Coffee with condensed milk and ice? Excellent! Come and see for yourself at one of Prague’s Vietnamese cafes, opened in 2017 by two childhood friends from Vietnam, who met in the Czech Republic in a camp for Vietnamese children.
“We liked coffee so much that we went for it,” says one of the business owners. Tonkin (Dong Kinh) means “Eastern Capital”, which was one of the administrative territories of French Indochina and included the northern part of Vietnam and part of Laos.
The intention of the owners, who come from the north of Vietnam, is not just to sell coffee, but to show customers what this part of the country is all about. The café also works as a shop and bistro.
You can buy organic food, ingredients for making Vietnamese dishes or products from local businesses and farmers. They serve coffee with homemade desserts, and visitors can also play games. Once a month, there is an acoustic open mic, where anyone can sing or play their instrument.
Tonkin Kafé occasionally holds events or exhibitions to bring Vietnamese culture closer to the Czechs.
Do you think that Czechs are interested in Vietnamese coffee?
Tung Vuong: From my point of view it takes the Czech majority a bit longer to get used to something. The Czechs are quite conservative about new things. When Vietnamese cuisine was introduced in the Czech Republic, people were not interested, and they did not know what it was. But when more and more Vietnamese restaurants opened, the Czechs suddenly became more interested, mainly because Vietnamese cuisine is healthy and based on a lot of herbs and vegetable salads. I think Vietnamese cafes and Vietnamese coffee, in general, are quickly integrating into Czechs minds.
It is well known that Vietnamese parents have high demands on their children in terms of education and employment. So I wonder what your parents said when you decided to start a café?
Tung Vuong: We have already finished school, a master degree in English at Prague College. We studied mainly for our parents. Then, when we handed over our diplomas, we could do what we wanted. We are glad that we have fulfilled our “duty” and now whatever we do is up to us. When you finish college, and you are 19 or 20 years old, they can say their opinion, but you do it your way.
Within the Vietnamese community in our country, which is stratified across generations, how much do they understand each other?

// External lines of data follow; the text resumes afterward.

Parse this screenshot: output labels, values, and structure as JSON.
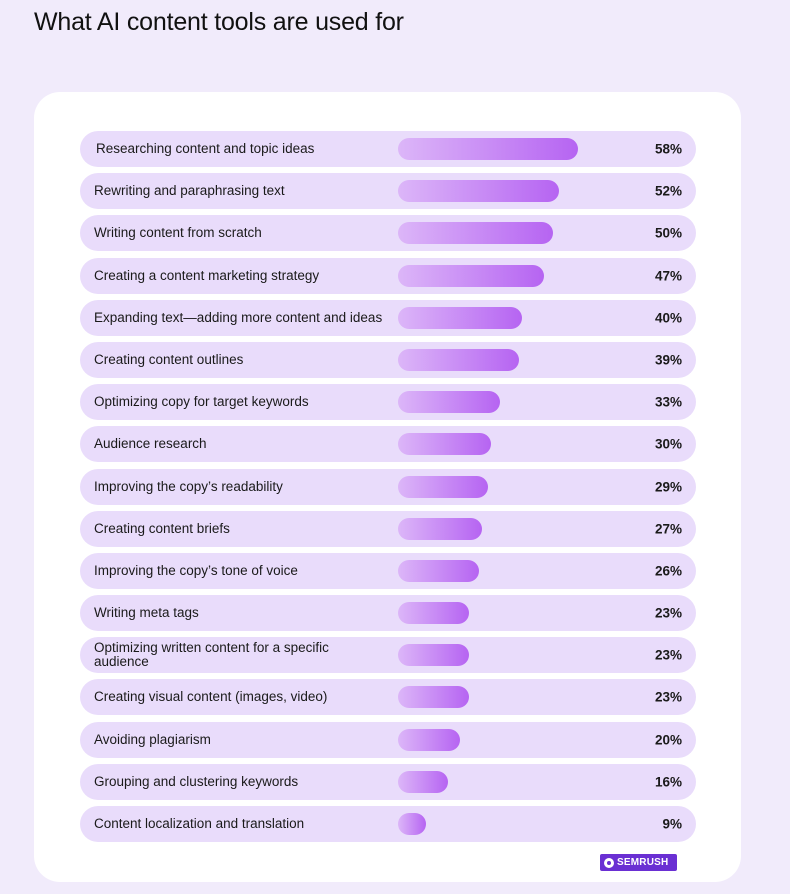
{
  "page": {
    "title": "What AI content tools are used for"
  },
  "brand": {
    "logo_text": "SEMRUSH",
    "color": "#6a2fd3"
  },
  "colors": {
    "background": "#f1ebfb",
    "row": "#e9dcfb",
    "bar_start": "#dcb6f8",
    "bar_end": "#b664f2"
  },
  "chart_data": {
    "type": "bar",
    "orientation": "horizontal",
    "title": "What AI content tools are used for",
    "unit": "%",
    "xlim": [
      0,
      100
    ],
    "categories": [
      "Researching content and topic ideas",
      "Rewriting and paraphrasing text",
      "Writing content from scratch",
      "Creating a content marketing strategy",
      "Expanding text—adding more content and ideas",
      "Creating content outlines",
      "Optimizing copy for target keywords",
      "Audience research",
      "Improving the copy’s readability",
      "Creating content briefs",
      "Improving the copy’s tone of voice",
      "Writing meta tags",
      "Optimizing written content for a specific audience",
      "Creating visual content (images, video)",
      "Avoiding plagiarism",
      "Grouping and clustering keywords",
      "Content localization and translation"
    ],
    "values": [
      58,
      52,
      50,
      47,
      40,
      39,
      33,
      30,
      29,
      27,
      26,
      23,
      23,
      23,
      20,
      16,
      9
    ],
    "value_labels": [
      "58%",
      "52%",
      "50%",
      "47%",
      "40%",
      "39%",
      "33%",
      "30%",
      "29%",
      "27%",
      "26%",
      "23%",
      "23%",
      "23%",
      "20%",
      "16%",
      "9%"
    ]
  }
}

Tung Vuong: From my point of view, this is a problem, and the Vietnamese community does nothing to make parents and children understand each other better. From my experience, I think those parents don’t plan to die here, live till they are old and retire here. They plan to work, earn something and return to Vietnam. That’s why they work so hard. In any case, we need to help these people integrate into our society to understand that this is their new home, their second home.